平成10年、ある眼鏡展示会で三代目・福田 千秋と出会う。繊細な技術と温かな人柄に
惹かれながらも、若き日の気まぐれに翻弄され、二人の道は一度途切れた。
時は流れ、平成23年――
ふとした再会が、やがて「弟子入り」という新たな言葉をもたらす。
この再会が、すべての始まりだった。

上林は眼鏡店で販売に携わりながら、
休日には三代目の工房へ通い、
ひとりの職人が全工程を担う「江戸づくり眼鏡」を習得。
その中核をなす技法のひとつが「芯張り」である。
接着面を溶かし、芯金を内に仕込み、熱プレスで一体成形する。
芯張りは、わずかな気泡が残るだけで、すべてが台無しになる。
この工程が、眼鏡の強度と美しさを決定づける。
令和2年、手仕事で培った感性をデジタル技術と融合させるべく、独学でCADを学び始める。
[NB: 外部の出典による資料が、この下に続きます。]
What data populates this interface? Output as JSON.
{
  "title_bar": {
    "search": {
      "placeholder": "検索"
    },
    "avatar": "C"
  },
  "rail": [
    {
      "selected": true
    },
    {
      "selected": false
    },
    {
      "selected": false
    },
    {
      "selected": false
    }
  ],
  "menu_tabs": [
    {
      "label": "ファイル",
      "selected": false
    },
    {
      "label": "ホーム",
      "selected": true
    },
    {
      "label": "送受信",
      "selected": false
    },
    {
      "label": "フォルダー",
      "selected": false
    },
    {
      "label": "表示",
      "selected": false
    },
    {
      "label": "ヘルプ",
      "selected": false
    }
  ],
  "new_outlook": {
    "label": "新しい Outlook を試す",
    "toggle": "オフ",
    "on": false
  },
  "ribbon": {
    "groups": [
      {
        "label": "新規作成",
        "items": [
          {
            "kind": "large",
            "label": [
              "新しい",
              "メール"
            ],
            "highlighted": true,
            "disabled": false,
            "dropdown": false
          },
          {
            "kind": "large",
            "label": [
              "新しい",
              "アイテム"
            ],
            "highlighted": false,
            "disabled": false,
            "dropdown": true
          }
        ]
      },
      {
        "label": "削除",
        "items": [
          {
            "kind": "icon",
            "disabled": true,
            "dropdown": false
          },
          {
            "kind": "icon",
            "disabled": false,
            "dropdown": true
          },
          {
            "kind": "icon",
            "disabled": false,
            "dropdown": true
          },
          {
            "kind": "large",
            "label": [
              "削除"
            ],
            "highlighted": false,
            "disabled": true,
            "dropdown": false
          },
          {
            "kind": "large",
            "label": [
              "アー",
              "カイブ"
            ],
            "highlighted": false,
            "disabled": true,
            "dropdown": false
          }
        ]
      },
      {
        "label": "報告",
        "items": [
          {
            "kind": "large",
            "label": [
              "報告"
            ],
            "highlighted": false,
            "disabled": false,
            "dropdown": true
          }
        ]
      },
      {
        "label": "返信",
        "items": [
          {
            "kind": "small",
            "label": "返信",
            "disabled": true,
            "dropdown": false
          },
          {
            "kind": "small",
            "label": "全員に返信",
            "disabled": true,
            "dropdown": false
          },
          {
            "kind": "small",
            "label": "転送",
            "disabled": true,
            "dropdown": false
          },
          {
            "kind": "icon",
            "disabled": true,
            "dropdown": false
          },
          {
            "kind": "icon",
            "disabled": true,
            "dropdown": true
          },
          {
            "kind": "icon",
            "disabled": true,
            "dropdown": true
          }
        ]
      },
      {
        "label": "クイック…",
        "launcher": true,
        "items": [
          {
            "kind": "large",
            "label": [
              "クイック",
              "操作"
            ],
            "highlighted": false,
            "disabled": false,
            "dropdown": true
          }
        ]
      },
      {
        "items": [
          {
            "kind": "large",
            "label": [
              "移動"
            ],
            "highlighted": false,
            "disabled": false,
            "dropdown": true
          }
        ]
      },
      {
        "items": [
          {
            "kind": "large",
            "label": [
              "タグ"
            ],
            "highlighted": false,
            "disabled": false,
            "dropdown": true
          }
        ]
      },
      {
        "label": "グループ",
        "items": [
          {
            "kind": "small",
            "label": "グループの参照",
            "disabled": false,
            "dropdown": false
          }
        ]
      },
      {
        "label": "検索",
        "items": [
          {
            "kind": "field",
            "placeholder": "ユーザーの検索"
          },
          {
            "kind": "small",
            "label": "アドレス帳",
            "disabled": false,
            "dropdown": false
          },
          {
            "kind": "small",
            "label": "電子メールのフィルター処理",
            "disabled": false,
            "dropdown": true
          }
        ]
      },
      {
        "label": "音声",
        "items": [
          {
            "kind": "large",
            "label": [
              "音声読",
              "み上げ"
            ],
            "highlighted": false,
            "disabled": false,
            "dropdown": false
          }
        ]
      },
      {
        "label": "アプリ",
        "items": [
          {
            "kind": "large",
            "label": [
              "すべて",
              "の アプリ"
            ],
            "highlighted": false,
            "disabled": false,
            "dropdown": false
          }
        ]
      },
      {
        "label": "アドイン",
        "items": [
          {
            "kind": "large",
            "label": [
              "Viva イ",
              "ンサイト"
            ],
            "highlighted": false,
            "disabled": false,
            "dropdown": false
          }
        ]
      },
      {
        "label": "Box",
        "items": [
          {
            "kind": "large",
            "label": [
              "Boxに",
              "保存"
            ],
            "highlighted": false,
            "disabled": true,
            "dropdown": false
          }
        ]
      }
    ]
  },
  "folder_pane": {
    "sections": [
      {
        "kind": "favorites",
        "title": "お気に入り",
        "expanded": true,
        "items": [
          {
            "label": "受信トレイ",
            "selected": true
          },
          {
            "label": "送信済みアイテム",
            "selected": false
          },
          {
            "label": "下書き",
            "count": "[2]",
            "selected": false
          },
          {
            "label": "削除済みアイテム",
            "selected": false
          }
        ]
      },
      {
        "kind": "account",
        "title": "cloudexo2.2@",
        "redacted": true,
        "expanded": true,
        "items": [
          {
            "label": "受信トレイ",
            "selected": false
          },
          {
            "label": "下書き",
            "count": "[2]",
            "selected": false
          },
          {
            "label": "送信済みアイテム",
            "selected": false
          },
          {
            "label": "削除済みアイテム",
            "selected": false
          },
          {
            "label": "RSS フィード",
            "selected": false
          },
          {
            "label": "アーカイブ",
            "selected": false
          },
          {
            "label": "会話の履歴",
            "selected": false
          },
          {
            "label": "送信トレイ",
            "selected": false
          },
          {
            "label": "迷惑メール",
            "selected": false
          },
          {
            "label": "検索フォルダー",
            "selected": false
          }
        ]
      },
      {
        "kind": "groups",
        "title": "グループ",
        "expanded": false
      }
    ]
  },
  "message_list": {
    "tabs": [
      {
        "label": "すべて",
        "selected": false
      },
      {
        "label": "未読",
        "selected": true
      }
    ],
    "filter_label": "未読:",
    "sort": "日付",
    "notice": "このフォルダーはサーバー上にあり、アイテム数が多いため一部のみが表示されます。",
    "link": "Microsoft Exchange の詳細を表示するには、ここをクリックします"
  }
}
伝統技法と最先端の設計が交わることで、眼鏡づくりの新たな可能性を探り続けている。
先代と同様に、「理論」と「現場」、「商人」と「職人」。
その二つの視点が交わるところに、四代目としての新たな“ものづくり”の姿がある。

眼鏡のデザインから製作までを一人で担う職人は、
今も昔も、ほとんど存在しない。
しかし、この一貫した手仕事こそが、
細部にまでこだわった眼鏡を生む原動力となる。
令和5年、三代目・福田 千秋は高齢を理由に工房を後進に託す。
上林 功治は四代目としてその灯を受け継ぎ、
東京で最後の職人としての道を歩み始めた。